Lucas Papademos will lead an interim caretaker government that will focus on tackling Greece's debt crisis.
In an effort to right Greece's course amid the ongoing European debt crisis, former European Central Bank vice president Lucas Papademos has been named interim prime minister of Greece, replacing the outgoing George Papandreou.
Mr. Papademos will lead an interim caretaker government that will oversee the country and continue financial aid talks with Europe.
Papademos has significant experience in the financial sector.
He joined the Bank of Greece in 1985 as chief economist, and rose through the ranks until being appointed governor in 1994 – a position he held until 2002. Papademos moved on to the European Central Bank in 2002, where he served as the vice president until 2010, when he left to become a visiting professor at the Harvard Kennedy School of Government.

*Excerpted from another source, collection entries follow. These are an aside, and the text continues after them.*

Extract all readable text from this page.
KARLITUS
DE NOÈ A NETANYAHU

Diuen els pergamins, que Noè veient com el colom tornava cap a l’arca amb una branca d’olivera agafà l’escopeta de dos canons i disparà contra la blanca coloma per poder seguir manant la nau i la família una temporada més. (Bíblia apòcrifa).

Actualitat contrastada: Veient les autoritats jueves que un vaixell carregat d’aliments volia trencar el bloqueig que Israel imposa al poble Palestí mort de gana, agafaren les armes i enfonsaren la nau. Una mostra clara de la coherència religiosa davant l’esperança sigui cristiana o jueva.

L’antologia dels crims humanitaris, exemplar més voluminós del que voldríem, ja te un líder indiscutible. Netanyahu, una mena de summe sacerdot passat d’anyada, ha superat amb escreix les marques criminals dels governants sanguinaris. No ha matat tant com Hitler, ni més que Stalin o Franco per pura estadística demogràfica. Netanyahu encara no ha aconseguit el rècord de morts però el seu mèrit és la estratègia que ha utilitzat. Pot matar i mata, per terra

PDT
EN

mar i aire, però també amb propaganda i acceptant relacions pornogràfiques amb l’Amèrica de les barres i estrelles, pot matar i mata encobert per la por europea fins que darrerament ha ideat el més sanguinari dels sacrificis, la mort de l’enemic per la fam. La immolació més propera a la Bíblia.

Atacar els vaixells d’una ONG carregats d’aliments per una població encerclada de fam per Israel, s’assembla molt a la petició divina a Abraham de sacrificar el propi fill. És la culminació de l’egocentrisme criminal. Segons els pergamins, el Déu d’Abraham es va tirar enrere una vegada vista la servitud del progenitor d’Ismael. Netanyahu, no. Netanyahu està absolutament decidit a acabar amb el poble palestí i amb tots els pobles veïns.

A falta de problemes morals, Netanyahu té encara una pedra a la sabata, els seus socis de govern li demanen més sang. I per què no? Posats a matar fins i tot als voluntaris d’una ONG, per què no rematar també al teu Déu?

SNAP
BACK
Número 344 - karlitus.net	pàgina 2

Though not a politician, Papademos is well regarded across Greece and Europe, writes The Wall Street Journal.
Mr. Papademos, who has taught at Harvard University since leaving the ECB in 2010 and is an economic adviser to Mr. Papandreou "is widely known and respected in Europe," a senior Pasok official said. "If he accepts to lead such a government he will be our top choice," the official said.
The former ECB official, who hasn't yet commented publicly on whether he is interested in the post, brings with him a long financial policy pedigree that could reassure other euro-zone leaders and financial markets, where confidence in Greek debt-crisis management this week reached a new low.
While Papademos has avoided getting overly involved in politics – he turned down an opportunity to join Mr. Papandreou's cabinet as finance minister last summer – he has served as an economic adviser to Papandreou.